The IEA’s warning comes at a time when the Kyoto climate change agreement calls on developed nations to cut their greenhouse gas emissions to 5% below 1990 levels by 2008-12.

It also cautions that oil producers need to double annual investments in their oil fields or else see another £13 a barrel on the projected price of oil over the next 25 years.

Economic impact

The IEA says this extra investment is vital to avoid the supply bottlenecks that saw oil prices rise above $70 a barrel in late August.

“If investments do not come in a timely and sufficient manner, there will be higher oil prices, and global economic growth will suffer,” said IEA chief economist Fatih Birol.

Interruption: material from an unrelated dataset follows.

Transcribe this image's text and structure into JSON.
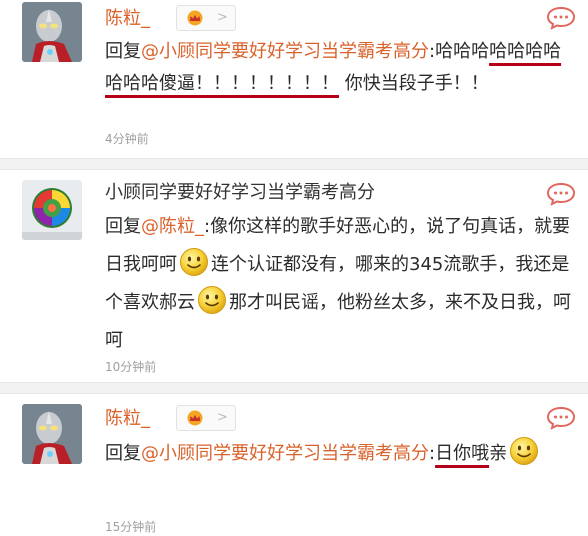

The IEA says the world has enough oil supplies to last until 2030, and that the core issue is instead the need to improve the supply chain.

Greenpeace said the latest figures from the IEA showed just how important it was for countries to meet their Kyoto targets.

“The Kyoto protocol doesn’t amount to much in terms of emissions reductions but at least it breaks the curve [of rising emissions] among countries that have accepted its targets,” said Steve Sawyer, climate policy expert at the environmental pressure group.

“We have to work out the trick of how to get the US and the rapidly industrialising developing countries to break the curve as well.”

The IEA is made up of the 26 main industrialised nations who are the major oil consumers.